Gangbare moleculaire trajecten bij amyotrofische laterale sclerose en frontotemporale dementie
09-08-2016
Amyotrofische laterale sclerose (ALS) en frontotemporale dementie (FTD; deze term wordt ons inziens het best begrepen als degeneratie) zijn leeftijdsgebonden neurodegeneratieve ziektes waarbij voornamelijk respectievelijk motorneuronen en cerebralecortexneuronen worden aangetast. Onlangs werden verscheidene nieuwe ALS- en FTD-ziektegenen ontdekt, die in de richting wijzen van enkele overkoepelende trajecten in de ALS/FTD-pathogenese. Toch is er nog maar net een begin gemaakt met de vorming van een precies beeld van de manier waarop diverse cellulaire processen neuronale dood tot gevolg hebben of van de wijze waarop verschillende routes die tot ALS en FTD leiden functioneel verbonden zijn. Bovendien exploreert men actief de manieren waarop de meest recente baanbrekende bevindingen over ALS/FTD kunnen leiden tot een betere diagnose en behandeling. We richten de schijnwerpers op sommige van de meest opwindende recente onderwerpen in dit onderzoeksveld, die het potentieel zouden kunnen hebben om de identificatie te vergemakkelijken van nieuwe links tussen de pathogene ALS/FTD-trajecten gerelateerd aan autofagie, het transport van blaasjes en RNA-metabolisme.
Trends
De link tussen amyotrofische laterale sclerose (ALS) en frontotemporale dementia (FTD) werd voor het eerst in de 19de eeuw beschreven op basis van klinische observaties en werd (her)ontdekt en bevestigd door neuropathologische en genetische bevindingen.

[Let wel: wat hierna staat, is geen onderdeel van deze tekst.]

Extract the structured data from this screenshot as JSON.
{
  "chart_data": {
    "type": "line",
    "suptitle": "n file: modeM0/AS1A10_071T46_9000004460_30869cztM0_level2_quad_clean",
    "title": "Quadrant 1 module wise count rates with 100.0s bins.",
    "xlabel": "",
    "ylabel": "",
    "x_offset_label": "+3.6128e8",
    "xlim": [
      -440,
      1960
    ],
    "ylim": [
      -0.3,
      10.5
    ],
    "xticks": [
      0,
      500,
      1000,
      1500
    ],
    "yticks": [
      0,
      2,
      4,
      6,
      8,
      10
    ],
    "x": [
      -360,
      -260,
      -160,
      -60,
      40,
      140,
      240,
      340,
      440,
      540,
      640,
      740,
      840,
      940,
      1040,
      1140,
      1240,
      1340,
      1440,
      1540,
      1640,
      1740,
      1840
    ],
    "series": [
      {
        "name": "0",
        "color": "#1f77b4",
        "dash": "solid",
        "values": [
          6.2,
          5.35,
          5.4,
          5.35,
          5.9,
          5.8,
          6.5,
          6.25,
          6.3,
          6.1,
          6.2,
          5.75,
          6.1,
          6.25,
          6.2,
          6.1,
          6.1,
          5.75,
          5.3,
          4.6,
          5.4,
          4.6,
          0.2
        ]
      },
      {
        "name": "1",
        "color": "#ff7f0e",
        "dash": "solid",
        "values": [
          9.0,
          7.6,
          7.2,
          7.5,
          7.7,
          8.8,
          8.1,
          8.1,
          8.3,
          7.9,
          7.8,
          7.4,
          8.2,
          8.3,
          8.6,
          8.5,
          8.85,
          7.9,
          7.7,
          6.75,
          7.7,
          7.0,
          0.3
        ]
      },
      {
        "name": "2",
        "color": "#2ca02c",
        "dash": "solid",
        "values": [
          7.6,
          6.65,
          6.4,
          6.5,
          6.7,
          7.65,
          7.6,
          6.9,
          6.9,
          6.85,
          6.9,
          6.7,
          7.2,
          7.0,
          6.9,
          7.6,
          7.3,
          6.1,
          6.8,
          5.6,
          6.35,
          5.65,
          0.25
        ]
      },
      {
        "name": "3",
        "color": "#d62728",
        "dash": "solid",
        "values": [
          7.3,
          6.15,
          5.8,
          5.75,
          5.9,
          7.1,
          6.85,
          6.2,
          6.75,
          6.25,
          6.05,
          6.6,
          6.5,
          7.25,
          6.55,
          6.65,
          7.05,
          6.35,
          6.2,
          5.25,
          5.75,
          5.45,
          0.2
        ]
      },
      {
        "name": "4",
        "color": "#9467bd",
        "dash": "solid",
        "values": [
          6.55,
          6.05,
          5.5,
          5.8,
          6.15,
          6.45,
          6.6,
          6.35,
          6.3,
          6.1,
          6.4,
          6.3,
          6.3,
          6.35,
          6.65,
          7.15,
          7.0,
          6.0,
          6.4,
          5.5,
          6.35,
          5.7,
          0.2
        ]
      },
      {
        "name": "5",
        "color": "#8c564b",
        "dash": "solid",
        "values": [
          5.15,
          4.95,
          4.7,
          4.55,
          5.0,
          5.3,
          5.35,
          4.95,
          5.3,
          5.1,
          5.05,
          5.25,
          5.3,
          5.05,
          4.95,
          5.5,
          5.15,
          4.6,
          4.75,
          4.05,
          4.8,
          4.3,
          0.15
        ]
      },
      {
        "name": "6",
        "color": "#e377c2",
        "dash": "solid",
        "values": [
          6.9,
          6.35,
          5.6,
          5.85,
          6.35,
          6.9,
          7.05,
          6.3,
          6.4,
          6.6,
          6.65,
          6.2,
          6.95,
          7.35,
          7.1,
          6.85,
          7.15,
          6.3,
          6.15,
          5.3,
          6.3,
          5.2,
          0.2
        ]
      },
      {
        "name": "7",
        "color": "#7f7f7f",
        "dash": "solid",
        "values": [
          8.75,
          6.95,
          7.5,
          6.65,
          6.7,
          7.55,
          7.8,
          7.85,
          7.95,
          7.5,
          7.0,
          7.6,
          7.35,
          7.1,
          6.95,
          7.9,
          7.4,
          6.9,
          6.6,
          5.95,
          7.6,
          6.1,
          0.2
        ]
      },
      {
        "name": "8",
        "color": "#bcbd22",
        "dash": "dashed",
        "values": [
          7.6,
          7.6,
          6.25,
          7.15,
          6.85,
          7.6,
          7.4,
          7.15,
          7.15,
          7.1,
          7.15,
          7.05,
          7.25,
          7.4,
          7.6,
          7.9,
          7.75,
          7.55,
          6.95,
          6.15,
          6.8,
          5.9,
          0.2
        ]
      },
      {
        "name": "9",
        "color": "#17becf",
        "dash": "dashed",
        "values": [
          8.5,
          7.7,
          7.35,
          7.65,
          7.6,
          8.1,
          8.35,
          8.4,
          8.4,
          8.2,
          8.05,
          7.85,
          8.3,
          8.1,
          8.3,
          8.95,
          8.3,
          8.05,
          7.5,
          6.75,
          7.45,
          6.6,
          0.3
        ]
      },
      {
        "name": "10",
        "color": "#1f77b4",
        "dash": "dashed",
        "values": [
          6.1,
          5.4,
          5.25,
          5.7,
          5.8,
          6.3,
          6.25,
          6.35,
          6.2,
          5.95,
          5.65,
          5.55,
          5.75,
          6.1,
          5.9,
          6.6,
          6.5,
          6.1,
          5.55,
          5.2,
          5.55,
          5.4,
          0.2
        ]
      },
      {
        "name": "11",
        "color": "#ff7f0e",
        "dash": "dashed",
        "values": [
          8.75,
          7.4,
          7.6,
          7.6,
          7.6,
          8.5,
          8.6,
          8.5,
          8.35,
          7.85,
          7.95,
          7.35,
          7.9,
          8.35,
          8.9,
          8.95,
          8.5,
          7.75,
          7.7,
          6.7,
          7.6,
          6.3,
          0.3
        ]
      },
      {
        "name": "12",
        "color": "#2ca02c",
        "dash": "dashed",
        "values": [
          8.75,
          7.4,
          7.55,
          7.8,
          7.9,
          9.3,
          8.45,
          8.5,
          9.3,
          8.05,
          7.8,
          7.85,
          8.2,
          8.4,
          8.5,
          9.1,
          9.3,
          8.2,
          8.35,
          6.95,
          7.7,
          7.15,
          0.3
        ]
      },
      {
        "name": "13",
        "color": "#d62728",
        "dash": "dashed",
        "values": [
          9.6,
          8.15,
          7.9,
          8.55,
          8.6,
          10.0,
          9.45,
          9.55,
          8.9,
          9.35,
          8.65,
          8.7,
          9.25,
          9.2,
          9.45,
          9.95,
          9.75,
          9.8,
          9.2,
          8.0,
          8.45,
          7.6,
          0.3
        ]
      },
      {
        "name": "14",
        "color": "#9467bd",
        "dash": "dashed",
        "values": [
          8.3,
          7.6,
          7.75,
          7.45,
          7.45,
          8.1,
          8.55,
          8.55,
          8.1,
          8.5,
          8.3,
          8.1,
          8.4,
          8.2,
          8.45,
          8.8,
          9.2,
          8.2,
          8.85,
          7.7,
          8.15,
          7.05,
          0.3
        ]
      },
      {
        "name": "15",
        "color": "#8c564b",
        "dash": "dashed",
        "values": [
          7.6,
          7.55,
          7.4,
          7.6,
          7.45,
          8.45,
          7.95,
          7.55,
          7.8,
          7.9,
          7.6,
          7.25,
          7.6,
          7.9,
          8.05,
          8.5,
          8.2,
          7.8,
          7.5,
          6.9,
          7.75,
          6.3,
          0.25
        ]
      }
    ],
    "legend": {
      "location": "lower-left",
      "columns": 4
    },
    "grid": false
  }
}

Recente resultaten aangaande menselijke genetica hebben gemeenschappelijke functionele trajecten onthuld in de ALS/FTD-pathogenese. Eiwitproducten van de meeste ALS-genen opereren in trajecten die autofagie en het transport van blaasjes, het RNA-metabolisme of de cytoskeletdynamiek reguleren. De functionele rol van het herstellen van beschadigd DNA moet nog worden verhelderd.
Selectieve autofagie verbindt op zijn minst vier verschillende ALS/FTD-genen in één vermeend functioneel traject [TBK1, SQSTM1/p62, OPTN, and chromosoom 9 open reading frame 72 (C9ORF72)].
RNA-korrels worden gereguleerd door een transitie in vloeibare fase waarbij RNA-eiwitten betrokken zijn met ontregelde en tot aggregatie neigende eiwitdomeinen. Dit principe levert een plausibele verklaring van de manier waarop RNA-bindende eiwitmutaties en eiwitaggregatie zouden kunnen zijn gelinkt aan RNA-deregulatie en vervolgens aan neuronale degeneratie.
Momenteel worden nieuwe genetische muizenmodellen geëvalueerd die zijn gebaseerd op onlangs ontdekte ALS-genen.